Published Chrome Web Store extension
AI Studio Prompt Library
A published Chrome MV3 extension for saving, searching, and inserting reusable Google AI Studio system prompts with local-first storage and resilient content-script insertion.
AI Studio Prompt Library
Summary: AI Studio Prompt Library is a published Chrome extension for people who reuse system instructions in Google AI Studio. It stores prompts locally, lets users search and insert them quickly, and keeps the insertion flow narrow, private, and reliable.
Why I built it
I kept running into a small but repetitive workflow problem: good system prompts are reusable, but copying them between notes, chats, and AI Studio is slow and error-prone.
The useful version of the project was not another generic prompt manager. It needed to sit directly inside the browser workflow, stay private by default, and insert text into AI Studio without requiring a backend, account, or external service.
What it does
The extension lets users create, edit, delete, search, copy, import, and export reusable system prompts. From AI Studio, a user can open a quick popup, insert a selected prompt, or use a shortcut/context-menu action to insert the most recently used prompt.
Insertion supports replace, append, and prepend modes. The options page also exposes settings for context-menu visibility, overwrite confirmation, theme behavior, auto-close behavior, and a custom selector escape hatch for AI Studio layout changes.
Tech stack
The project is a Chrome Manifest V3 extension built with TypeScript, Vite, @crxjs/vite-plugin, content scripts, a background service worker, popup UI, options UI, and Chrome extension APIs.
Prompts are stored in chrome.storage.local to avoid sync quota issues for larger prompt content.
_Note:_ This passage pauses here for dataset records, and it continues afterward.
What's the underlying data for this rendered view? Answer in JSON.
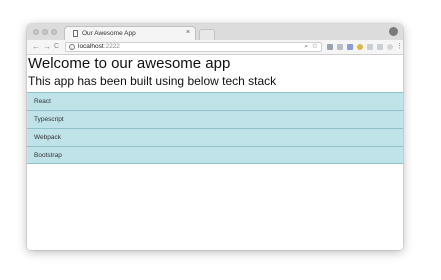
{
  "browser": {
    "tab_title": "Our Awesome App",
    "tab_close": "×",
    "url_host": "localhost",
    "url_port": ":2222",
    "nav": {
      "back": "←",
      "forward": "→",
      "reload": "C"
    },
    "info_icon": "i",
    "zoom_icon": "🔍",
    "bookmark_icon": "☆",
    "overflow_icon": "⋮"
  },
  "page": {
    "heading": "Welcome to our awesome app",
    "subheading": "This app has been built using below tech stack",
    "stack_items": [
      {
        "label": "React"
      },
      {
        "label": "Typescript"
      },
      {
        "label": "Webpack"
      },
      {
        "label": "Bootstrap"
      }
    ]
  },
  "colors": {
    "list_item_bg": "#bfe3e9",
    "list_item_border": "#8fc2cb"
  }
}
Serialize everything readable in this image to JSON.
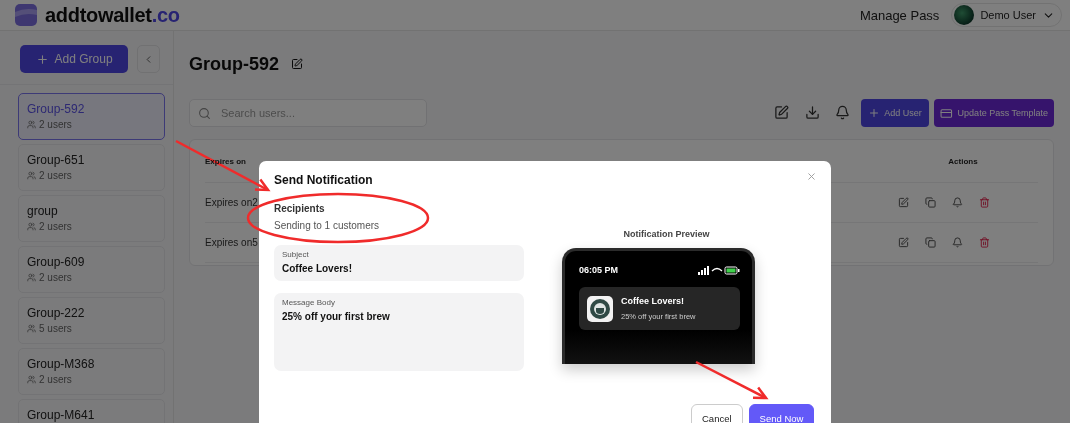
{
  "brand": {
    "name": "addtowallet",
    "suffix": ".co"
  },
  "header": {
    "link": "Manage Pass",
    "user": "Demo User"
  },
  "sidebar": {
    "add_button": "Add Group",
    "groups": [
      {
        "name": "Group-592",
        "users": "2 users",
        "selected": true
      },
      {
        "name": "Group-651",
        "users": "2 users",
        "selected": false
      },
      {
        "name": "group",
        "users": "2 users",
        "selected": false
      },
      {
        "name": "Group-609",
        "users": "2 users",
        "selected": false
      },
      {
        "name": "Group-222",
        "users": "5 users",
        "selected": false
      },
      {
        "name": "Group-M368",
        "users": "2 users",
        "selected": false
      },
      {
        "name": "Group-M641",
        "selected": false
      }
    ]
  },
  "group_title": "Group-592",
  "toolbar": {
    "search_placeholder": "Search users...",
    "add_user": "Add User",
    "update_template": "Update Pass Template"
  },
  "table": {
    "columns": [
      "Expires on",
      "Actions"
    ],
    "rows": [
      {
        "expires": "Expires on2"
      },
      {
        "expires": "Expires on5"
      }
    ]
  },
  "modal": {
    "title": "Send Notification",
    "recipients_label": "Recipients",
    "recipients_text": "Sending to 1 customers",
    "subject": {
      "label": "Subject",
      "value": "Coffee Lovers!"
    },
    "message": {
      "label": "Message Body",
      "value": "25% off your first brew"
    },
    "preview": {
      "title": "Notification Preview",
      "time": "06:05 PM",
      "notification_title": "Coffee Lovers!",
      "notification_body": "25% off your first brew"
    },
    "buttons": [
      {
        "label": "Cancel",
        "kind": "secondary"
      },
      {
        "label": "Send Now",
        "kind": "primary"
      }
    ]
  }
}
Settings and the last-used prompt pointer live in chrome.storage.sync, which keeps preferences lightweight while keeping prompt content local to the browser.
Key engineering decisions
The main product boundary was privacy and workflow speed: no backend, no analytics, and no external network calls. That kept the project small and made the privacy story easy to verify.
The implementation follows a few practical constraints:
- Store prompt bodies locally instead of pushing them through a hosted service.
- Keep prompt exports deterministic by sorting exported prompts alphabetically.
- Sort normal prompt lists by most-recently-used behavior so active prompts stay near the top.
- Scope the content script to
https://aistudio.google.com/*instead of broad host permissions. - Use layered selector fallbacks for the system-instructions field.
- Provide a custom selector override because AI Studio can change its DOM.
- Confirm destructive actions such as replacing existing system instructions or deleting prompts.
Problems I ran into
The hardest part was reliable insertion into a third-party web app. AI Studio can render the system-instructions field in different states, and the extension has to avoid inserting into the main chat prompt by accident.
That pushed the content script toward layered detection: stable aria labels first, observed placeholder/class fallbacks next, then a visible textarea fallback that excludes the main prompt wrapper. The extension also tries to open the system-instructions panel when needed, waits for the textarea to appear, and dispatches input/change events so the host app notices the update.
Another practical issue was storage shape. Prompt content can get large enough that chrome.storage.sync is not a good default for the body text. Splitting prompt bodies into local storage and lightweight settings into sync storage made the quota behavior less fragile.
What I learned
Small browser extensions still need clear systems thinking. The visible feature is a prompt library, but the quality comes from boundaries: narrow permissions, local data ownership, deterministic import/export, reliable messaging between popup/background/content scripts, and careful DOM interaction with a site I do not control.
Publishing it also forced product discipline. Store copy, privacy policy, permissions, versioning, and screenshots all have to match what the extension actually does.
What I would improve next
I would add stronger automated coverage around the content-script selector fallbacks, a clearer diagnostic mode when AI Studio changes its DOM, and a safer import preview before replacing the current prompt library.